L’artista come essere stralunato
Sogno e incubo, si diceva. Molte opere si basano su una lodevole spinta politica: guardano ai gangli della società e li denunciano. Ma il loro potere contestatario è annacquato dall’accostamento con le tantissime opere che cedono allo spontaneismo, al personalismo, in alcuni casi al surrealismo (corrente antipolitica per eccellenza e oggi improponibile se non come reperto storico).
La biografia tormentata dell’autore non determina la rilevanza di un’opera: il biografismo è anzi uno dei peggiori mali che infestano oggi la lettura dell’arte. E dunque l’inserimento indifferenziato di tanti outsider getta fumo negli occhi. Oltretutto, sembrano usati per dimostrare l’indimostrabile: ovvero che l’opera d’arte prescinde dalle motivazioni intellettuali e da un linguaggio specifico. E per dirla tutta, al di là dell’effetto e dello stupore, la qualità di alcuni di questi artisti non è così alta: Wölfli, ad esempio, è davvero un’altra cosa. L’artista svizzero, detto per inciso, non fu grande perché arrivò a risultati eccellenti nonostante i disturbi mentali. Ma solo per le opere in sé, indipendentemente dai suoi problemi. Ci sono voluti decenni perché lo si capisse, e trattazioni dell’outsider art come quella di Gioni rischiano di buttare nel cestino questa consapevolezza.

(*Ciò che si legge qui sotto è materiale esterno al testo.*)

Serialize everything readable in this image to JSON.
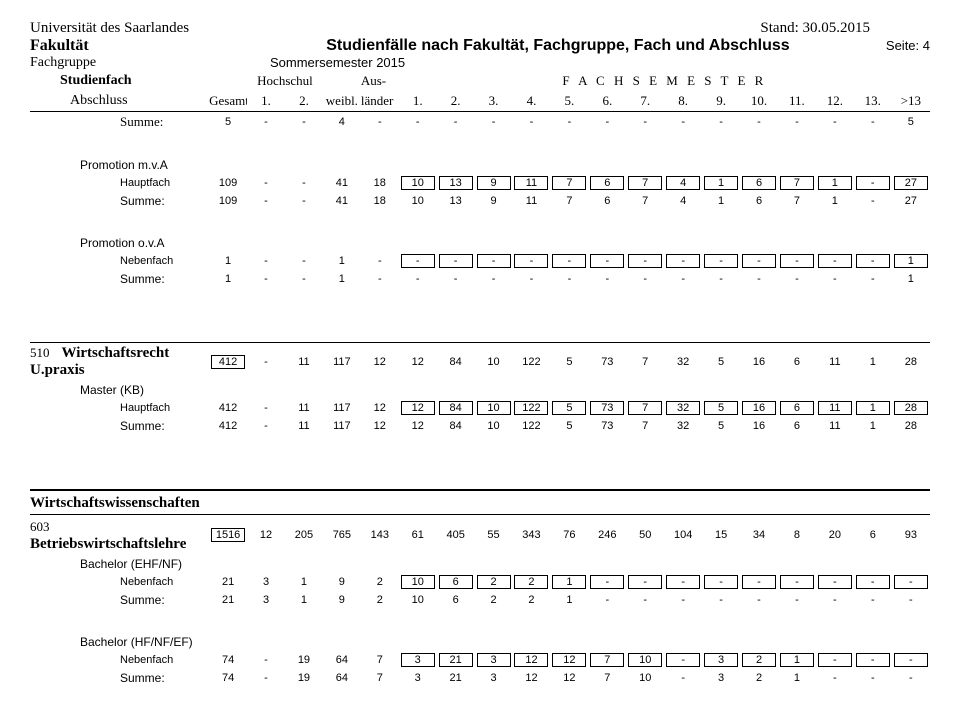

Infine, l’inserimento di così tanti “marginali” rischia di perpetuare uno degli stereotipi più radicati sull’arte contemporanea: ovvero quella per cui l’artista è una figura stralunata, istintiva, slegata dalla realtà, un’anima bella alle prese con le proprie ossessioni personali che non ha niente da dire alla società se non farla ridere, inorridire o stuzzicarne gli istinti più o meno bassi.
Deriva irrazionalista
Altro sintomo della deriva verso l’irrazionalismo, la scelta dei numi tutelari che costellano la mostra. Finisce per risultare tendenziosa la scelta di figure come Jung, Steiner, Crowley. Ancor di più essendo gettati in maniera indifferenziata nel calderone di autori e opere. Fosse stata una mostra sui fallimenti della ragione, la scelta sarebbe stata esemplare. Ma qui l’intento dichiarato è un campionario di autori che hanno inseguito l’utopia di catalogare l’ampiezza dello scibile. Ebbene, Jung rappresenta la corrente psicanalitica più compromessa con l’irrazionalismo, ed è ormai piuttosto marginale nel campo psicanalitico e ampiamente screditato in quello dell’indagine filosofica tout court. Il pensiero di Steiner è come minimo controverso, mentre l’inserimento di Crowley, un satanista non si sa quanto folle e quanto criminale, lascia veramente sbigottiti, soprattutto perché la sua figura non è contestualizzata. L’inserimento di Caillois faceva ben sperare, ma la sua presenza come “collezionista di pietre” riduce anche la sua figura all’aneddotica. E mi risulta incomprensibile, in una mostra che si propone scopi come quelli dichiarati, il mancato ricorso a figure come Lacan, con il suo inarrestabile esercizio del linguaggio, e Beckett, con la sua ansia combinatoria.
In conclusione, la mostra di Gioni mi sembra l’applicazione sfortunata e involontariamente regressiva di un progetto dalle intenzioni nobili. Il bello slancio di voler catalogare l’ansia di conoscenza sfocia in un’antologia che somiglia alle letture “alternative” di un liceale nella sua fase trasgressiva. Una mostra così fuorviante rischia di trovare i suoi destinatari privilegiati in due figure paradigmatiche e caricaturali: il detrattore dell’arte contemporanea, che non sa leggerne il linguaggio specifico, e la signora bene (o che si atteggia a tale) che con malcelato pietismo si sorprenderà della bellezza delle opere di marginali e folli. E non oso pensare all’influenza nefasta sugli aspiranti artisti, soprattutto italiani, che in molti casi già tendono a forme corrive e antisociali di pop snaturato, onirismi vari e figurativismi fuori tempo massimo. Cullati dalla totale inconsapevolezza del mondo là fuori.